Lunar New Year

Digitisation’s latest target? The beloved Lunar New Year lai sees, or red packets

HSBC launches eLaisee function on mobile banking app that allows customers to send red packets and greetings digitally

PUBLISHED : Thursday, 19 January, 2017, 7:33pm
UPDATED : Thursday, 19 January, 2017, 11:13pm

Hold tight to your lai sees, or red packets, this Lunar New Year because soon they may be obsolete.

The Year of the Rooster will be ushered in with a new way of gifting money – traditionally given in red envelopes that symbolise good luck – with digital lai sees.

HSBC launched the eLaisee function on their mobile banking app that allows customers to “send red packets and greetings digitally to their family and friends” from January 19 to February 15.

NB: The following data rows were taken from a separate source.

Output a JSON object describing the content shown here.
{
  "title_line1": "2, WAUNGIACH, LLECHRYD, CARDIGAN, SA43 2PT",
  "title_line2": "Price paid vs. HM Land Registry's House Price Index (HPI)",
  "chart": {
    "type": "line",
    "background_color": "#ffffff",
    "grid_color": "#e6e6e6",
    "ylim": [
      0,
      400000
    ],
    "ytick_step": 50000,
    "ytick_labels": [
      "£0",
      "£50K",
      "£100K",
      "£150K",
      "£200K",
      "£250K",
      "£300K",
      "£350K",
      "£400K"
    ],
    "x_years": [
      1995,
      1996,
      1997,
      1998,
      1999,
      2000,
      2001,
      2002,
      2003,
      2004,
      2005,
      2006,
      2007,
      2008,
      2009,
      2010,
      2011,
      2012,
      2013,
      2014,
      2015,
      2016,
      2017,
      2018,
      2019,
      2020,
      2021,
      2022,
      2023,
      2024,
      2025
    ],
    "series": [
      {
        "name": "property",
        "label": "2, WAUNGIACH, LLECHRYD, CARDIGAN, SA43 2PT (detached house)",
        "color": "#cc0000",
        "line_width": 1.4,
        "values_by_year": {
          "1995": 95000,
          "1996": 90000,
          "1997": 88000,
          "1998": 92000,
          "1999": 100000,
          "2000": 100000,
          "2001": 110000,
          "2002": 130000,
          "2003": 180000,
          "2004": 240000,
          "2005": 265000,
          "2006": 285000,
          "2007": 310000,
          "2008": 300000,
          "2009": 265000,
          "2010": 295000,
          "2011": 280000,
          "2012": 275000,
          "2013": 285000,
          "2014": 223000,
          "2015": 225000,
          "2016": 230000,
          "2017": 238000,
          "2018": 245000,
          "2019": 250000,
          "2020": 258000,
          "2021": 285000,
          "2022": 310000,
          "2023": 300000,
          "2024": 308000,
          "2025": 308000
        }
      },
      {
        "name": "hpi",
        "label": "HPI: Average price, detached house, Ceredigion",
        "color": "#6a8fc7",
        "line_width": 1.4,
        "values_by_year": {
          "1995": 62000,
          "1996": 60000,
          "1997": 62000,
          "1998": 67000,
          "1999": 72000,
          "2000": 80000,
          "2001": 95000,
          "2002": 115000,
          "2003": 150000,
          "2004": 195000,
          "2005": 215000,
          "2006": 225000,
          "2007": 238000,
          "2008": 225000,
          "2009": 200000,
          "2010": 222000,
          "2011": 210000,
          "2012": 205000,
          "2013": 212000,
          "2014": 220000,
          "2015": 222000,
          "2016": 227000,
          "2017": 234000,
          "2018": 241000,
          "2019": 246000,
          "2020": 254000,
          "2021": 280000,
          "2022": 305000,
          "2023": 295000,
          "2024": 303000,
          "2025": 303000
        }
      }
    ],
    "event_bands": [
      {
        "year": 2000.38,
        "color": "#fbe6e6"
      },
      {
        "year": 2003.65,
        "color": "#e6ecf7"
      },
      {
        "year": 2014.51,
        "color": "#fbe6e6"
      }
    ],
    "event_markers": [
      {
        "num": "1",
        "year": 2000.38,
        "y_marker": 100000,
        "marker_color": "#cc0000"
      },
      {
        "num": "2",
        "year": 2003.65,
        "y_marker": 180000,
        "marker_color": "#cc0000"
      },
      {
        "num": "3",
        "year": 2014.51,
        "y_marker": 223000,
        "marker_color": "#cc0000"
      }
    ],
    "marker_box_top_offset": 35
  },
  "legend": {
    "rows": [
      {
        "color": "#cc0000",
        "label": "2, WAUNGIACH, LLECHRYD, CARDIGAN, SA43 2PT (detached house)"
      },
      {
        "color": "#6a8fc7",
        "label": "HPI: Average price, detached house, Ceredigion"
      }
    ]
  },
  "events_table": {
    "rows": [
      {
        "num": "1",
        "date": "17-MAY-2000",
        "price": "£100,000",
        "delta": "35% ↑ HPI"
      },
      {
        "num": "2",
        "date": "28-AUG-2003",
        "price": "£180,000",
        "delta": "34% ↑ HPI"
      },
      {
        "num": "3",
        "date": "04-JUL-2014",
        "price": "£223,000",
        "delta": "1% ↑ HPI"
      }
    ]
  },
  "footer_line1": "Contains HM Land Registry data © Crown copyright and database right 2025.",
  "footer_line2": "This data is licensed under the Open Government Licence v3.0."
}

Senders can send HK$20, HK$50, HK$100, or custom amounts and include well wishes such as “good health”, “wealthy and prosperous New Year”, and “good luck with your business”.

This provides customers with convenience and is environmentally-friendly at the same time, according to Greg Hingston, HSBC’s head of retail banking and wealth management in Hong Kong.

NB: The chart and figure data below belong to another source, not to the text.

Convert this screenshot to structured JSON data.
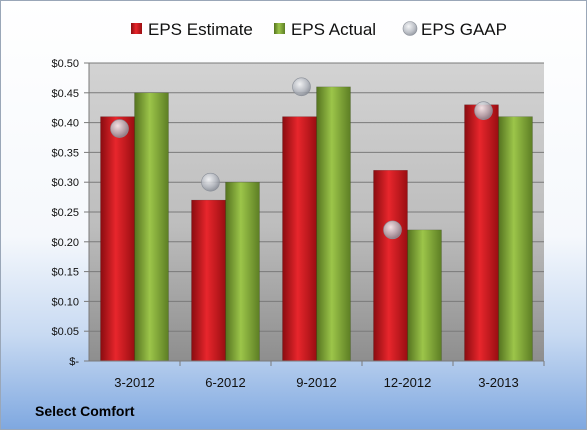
{
  "chart_data": {
    "type": "bar",
    "categories": [
      "3-2012",
      "6-2012",
      "9-2012",
      "12-2012",
      "3-2013"
    ],
    "series": [
      {
        "name": "EPS Estimate",
        "values": [
          0.41,
          0.27,
          0.41,
          0.32,
          0.43
        ],
        "color": "#c8141a"
      },
      {
        "name": "EPS Actual",
        "values": [
          0.45,
          0.3,
          0.46,
          0.22,
          0.41
        ],
        "color": "#7ea634"
      },
      {
        "name": "EPS GAAP",
        "values": [
          0.39,
          0.3,
          0.46,
          0.22,
          0.42
        ],
        "color": "#c9ccd2",
        "marker": "circle"
      }
    ],
    "yticks": [
      "$-",
      "$0.05",
      "$0.10",
      "$0.15",
      "$0.20",
      "$0.25",
      "$0.30",
      "$0.35",
      "$0.40",
      "$0.45",
      "$0.50"
    ],
    "ylim": [
      0,
      0.5
    ],
    "grid": true,
    "legend_position": "top"
  },
  "footer": {
    "company": "Select Comfort"
  }
}
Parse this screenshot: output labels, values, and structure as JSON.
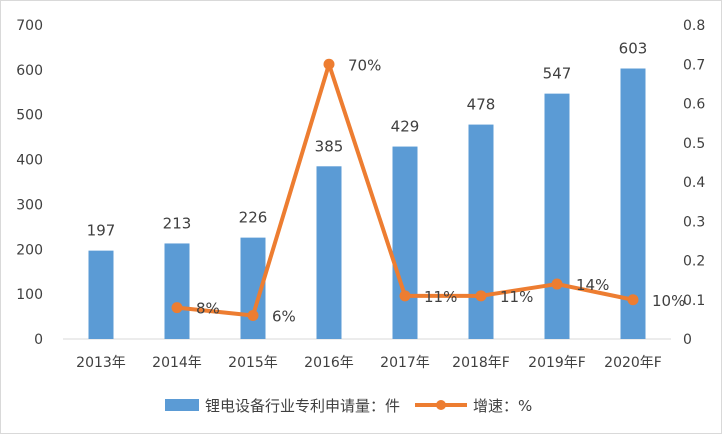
{
  "chart_data": {
    "type": "bar+line",
    "title": "",
    "categories": [
      "2013年",
      "2014年",
      "2015年",
      "2016年",
      "2017年",
      "2018年F",
      "2019年F",
      "2020年F"
    ],
    "series": [
      {
        "name": "锂电设备行业专利申请量：件",
        "type": "bar",
        "axis": "left",
        "color": "#5b9bd5",
        "values": [
          197,
          213,
          226,
          385,
          429,
          478,
          547,
          603
        ],
        "labels": [
          "197",
          "213",
          "226",
          "385",
          "429",
          "478",
          "547",
          "603"
        ]
      },
      {
        "name": "增速：%",
        "type": "line",
        "axis": "right",
        "color": "#ed7d31",
        "values": [
          null,
          0.08,
          0.06,
          0.7,
          0.11,
          0.11,
          0.14,
          0.1
        ],
        "labels": [
          "",
          "8%",
          "6%",
          "70%",
          "11%",
          "11%",
          "14%",
          "10%"
        ]
      }
    ],
    "y_left": {
      "min": 0,
      "max": 700,
      "step": 100,
      "ticks": [
        "0",
        "100",
        "200",
        "300",
        "400",
        "500",
        "600",
        "700"
      ]
    },
    "y_right": {
      "min": 0,
      "max": 0.8,
      "step": 0.1,
      "ticks": [
        "0",
        "0.1",
        "0.2",
        "0.3",
        "0.4",
        "0.5",
        "0.6",
        "0.7",
        "0.8"
      ]
    },
    "grid": false,
    "legend": "bottom"
  }
}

Other popular peer-to-peer (P2P) payment services with digital lai see options include Tencent’s WeChat and Alipay, launched by the Alibaba Group, owner of the South China Morning Post.

Even overseas players are cashing in, with the US-based PayPal unveiling “red envelope” digital cards for the new year, allowing people in the US to send money to Chinese bank accounts with their service Xoom.

But the rush to exchange physical red packets is still in full swing, as Hongkongers queued around the block at certain bank branches this week for new or good as new banknotes for their lai sees.

Lai sees are traditionally used to express fond feelings and well wishing, and are mostly given by people in superior positions, according to Dr Tam King-fai, interim head of the Chinese culture department at the Hong Kong Polytechnic University.

Married couples will offer lai sees to single people, or people will give gifts to the security guards in their building and vegetable vendors they patronise, he said.

There is a sense of spontaneity and good will that is lost online, Tam said.

A 28-year-old woman surnamed Wang said young people may use mobile apps for lai sees, but older people would favour paper red packets.

“The elderly are not as familiar with smartphones and have a different concept of tradition,” she said.

Hongkonger Joanna Lai, 55, prefers buying and giving out paper lai sees the old-fashioned way.

“There’s an important element of tradition,” she said.

Some Lunar New Year traditions have changed over the years, as people eat out rather than cook at home, or count down the new year with friends instead of family, according to Tam.

But even with digital lai sees, the focus on tradition in the new year remains the same.

“I’m really behind the times,” Tam said. “It is so much more heartwarming to be able to pull out of the pocket and hand them the lai sees rather than typing things on the phone.”